Analysis with a standard tool confirmed that the outlook was universally self-affirming. Once you ran it. you could not change your mind. Once you ran it, you could not be talked out of it. Yatima said numbly, "You were smarter than that. Stronger than that." But when Inoshiro was wounded by Lacerta, what hadn't ve done that might have made a difference? That might have spared ver the need for the kind of anesthetic that dissolved everything ve'd once been?

Inoshiro laughed. "So what am I now? Wise enough to be weak? Or strong enough to be foolish?"

"What you are now—" Ve couldn't say it.

What you are now is not Inoshiro.

Yatima stood motionless beside ver, sick with grief, angry and helpless. Ve was not in the fleshers' world anymore; there was no nanoware bullet ve could fire into this imaginary body. Inoshiro had made vis choice, destroying vis old self and creating a new one to follow the ancient meme's dictates, and no one else had the right to question this, let alone the power to reverse it.

Yatima reached out to the scape and crumpled the satellite into a twisted ball of metal floating between them, leaving nothing but the Earth and the stars. Then ve reached out again and grabbed the sky, inverting it and compressing it into a luminous sphere sitting in vis hand.

"You can still leave Konishi." Yatima made the sphere emit the address of the portal to Carter-Zimmerman, and held it out to Inoshiro. "Whatever you've done, you still have that choice."

Inoshiro said gently, "It's not for me, Orphan. I wish you well, but I've seen enough."

Ve vanished.

Yatima floated in the darkness for a long time, mourning Lacerta's last victim.

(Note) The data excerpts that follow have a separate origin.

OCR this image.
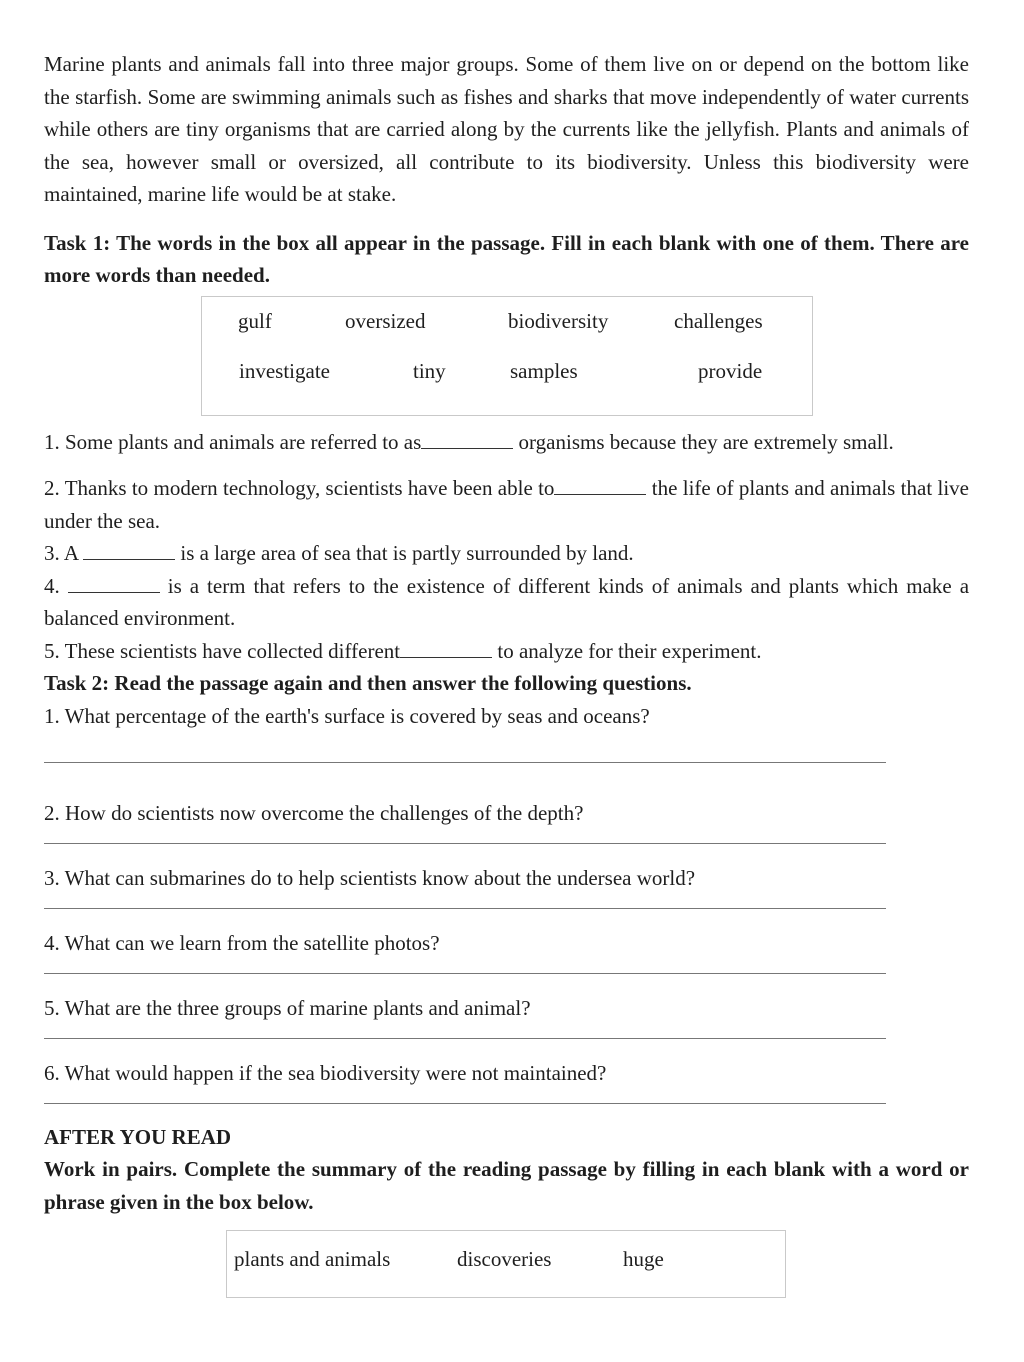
Marine plants and animals fall into three major groups. Some of them live on or depend on the bottom like the starfish. Some are swimming animals such as fishes and sharks that move independently of water currents while others are tiny organisms that are carried along by the currents like the jellyfish. Plants and animals of the sea, however small or oversized, all contribute to its biodiversity. Unless this biodiversity were maintained, marine life would be at stake.

Task 1: The words in the box all appear in the passage. Fill in each blank with one of them. There are more words than needed.

gulf	oversized	biodiversity	challenges
investigate	tiny	samples	provide

1. Some plants and animals are referred to as	organisms because they are extremely small.

2. Thanks to modern technology, scientists have been able to	the life of plants and animals that live under the sea.

3. A	is a large area of sea that is partly surrounded by land.

4.	is a term that refers to the existence of different kinds of animals and plants which make a balanced environment.

5. These scientists have collected different	to analyze for their experiment.

Task 2: Read the passage again and then answer the following questions.

1. What percentage of the earth's surface is covered by seas and oceans?

2. How do scientists now overcome the challenges of the depth?

3. What can submarines do to help scientists know about the undersea world?

4. What can we learn from the satellite photos?

5. What are the three groups of marine plants and animal?

6. What would happen if the sea biodiversity were not maintained?

AFTER YOU READ

Work in pairs. Complete the summary of the reading passage by filling in each blank with a word or phrase given in the box below.

plants and animals	discoveries	huge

Then ve sent the handful of stars speeding away across the emptiness of space, and followed them.

The conceptory observed the orphan moving through the portal, leaving Konishi polis behind. With access to public data, it knew of the orphan's recent experiences; it also knew that another Konishi citizen had shared them, and had not made the same choice. The conceptory wasn't interested in scattering Konishi shapers far and wide, like replicating genes; its goal was the efficient use of polis resources for the enrichment of the polis itself.